2001-06-02 until 2001-09-16
New Museum of Contemporary Art
New York, NY, USA

The first American retrospective of internationally acclaimed South African artist William Kentridge opens at the New Museum of Contemporary Art on June 2, 2001 and remains on view through September 16, 2001. The exhibition includes eleven of Kentridge's animated films together with over 60 drawings, two new sculptural installations, and videotapes of theater and opera productions designed and scripted by the artist.

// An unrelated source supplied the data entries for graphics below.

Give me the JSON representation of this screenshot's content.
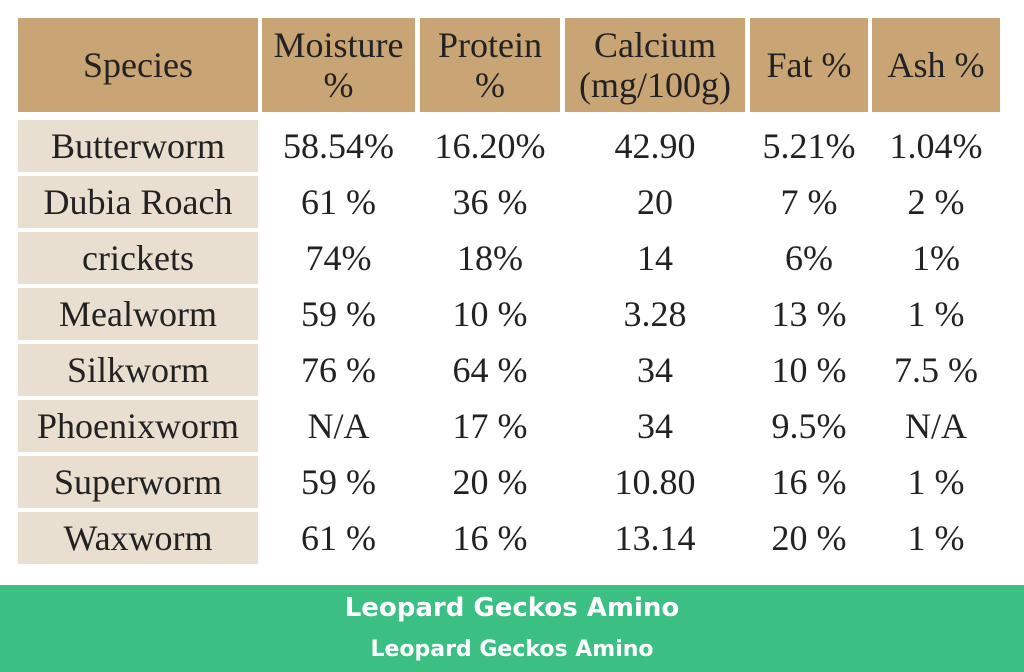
{
  "table": {
    "header": [
      [
        "Species"
      ],
      [
        "Moisture",
        "%"
      ],
      [
        "Protein",
        "%"
      ],
      [
        "Calcium",
        "(mg/100g)"
      ],
      [
        "Fat %"
      ],
      [
        "Ash %"
      ]
    ],
    "rows": [
      [
        "Butterworm",
        "58.54%",
        "16.20%",
        "42.90",
        "5.21%",
        "1.04%"
      ],
      [
        "Dubia Roach",
        "61 %",
        "36 %",
        "20",
        "7 %",
        "2 %"
      ],
      [
        "crickets",
        "74%",
        "18%",
        "14",
        "6%",
        "1%"
      ],
      [
        "Mealworm",
        "59 %",
        "10 %",
        "3.28",
        "13 %",
        "1 %"
      ],
      [
        "Silkworm",
        "76 %",
        "64 %",
        "34",
        "10 %",
        "7.5 %"
      ],
      [
        "Phoenixworm",
        "N/A",
        "17 %",
        "34",
        "9.5%",
        "N/A"
      ],
      [
        "Superworm",
        "59 %",
        "20 %",
        "10.80",
        "16 %",
        "1 %"
      ],
      [
        "Waxworm",
        "61 %",
        "16 %",
        "13.14",
        "20 %",
        "1 %"
      ]
    ]
  },
  "footer": {
    "title": "Leopard Geckos Amino",
    "subtitle": "Leopard Geckos Amino"
  }
}
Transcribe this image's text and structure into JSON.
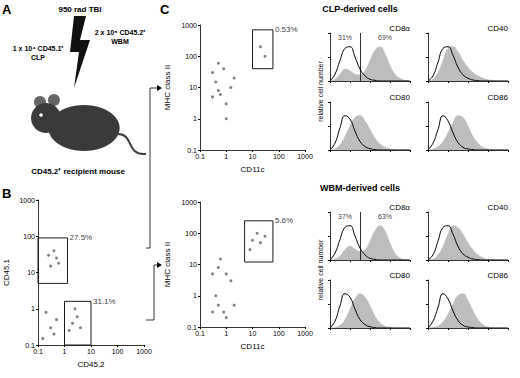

Known for expressing the complex political and historical realities of his homeland, Kentridge's poetic and haunting work transcends the problems of South Africa to address the human condition in general.

Co-organized by the New Museum of Contemporary Art and the Museum of Contemporary Art, Chicago, William Kentridge will travel across the United States over the next 18 months, concluding in the artist's native South Africa in 2003. Philip Morris Companies is the sponsor of the national and international tours of William Kentridge.

At the core of the exhibition are Kentridge's animated films including Johannesburg, 2nd Greatest City After Paris (1989), WEIGHING...and WANTING (1997-97), and Stereoscope (1999). Based on vigorous black-and-white charcoal drawings frequently enhanced by strokes of red or blue pastel, Kentridge's short animations are an ongoing narrative featuring the pin-stripe-suited, factory-owner Soho Eckstein whose guilt-laden memory characterizes one aspect of contemporary South Africa and his alter ego, Felix Teitlebaum, a thoughtful artist who competes for the attentions of Soho's wife. The characters navigate a hypnotic vortex of civil strife, social inequity, and industrial pillage. Images of tenderness alternate with violence and fantasy as Soho and Felix explore the interrelation of identity, memory, guilt, and forgiveness against the backdrop of a decimated landscape.

Each film, which varies in length from three to eight minutes, vividly illustrates the process and complexity of drawing. The artist develops each sequence by photographing hundreds of modifications, additions, and erasures to a single drawing. Throughout the exhibition, substantive groupings of Kentridge's drawings for projection are presented with corresponding films.

Kentridge's theater projects, which are shown as video excerpts, include Faustus in Africa (1995), a version of Johann Wolfgang Von Goethe's celebrated story; Il Ritorno d'Ulisse (1998), an adaptation of Claudio Monteverdi's 1641 opera based on Homer's epic; and Ubu and the Truth Commission (1997) in which Alfred Jarry's satire about a ridiculous but deadly despot signifies the South African process of reconciling the legacy of apartheid.

The artist's most recent work is represented by Medicine Chest (2001), a sculptural installation that funnels film images though a mirrored medicine chest. Created especially for the exhibition, the installation underscores the theatricality of his imagery and exemplifies the interdisciplinary fusion unique to Kentridge's work.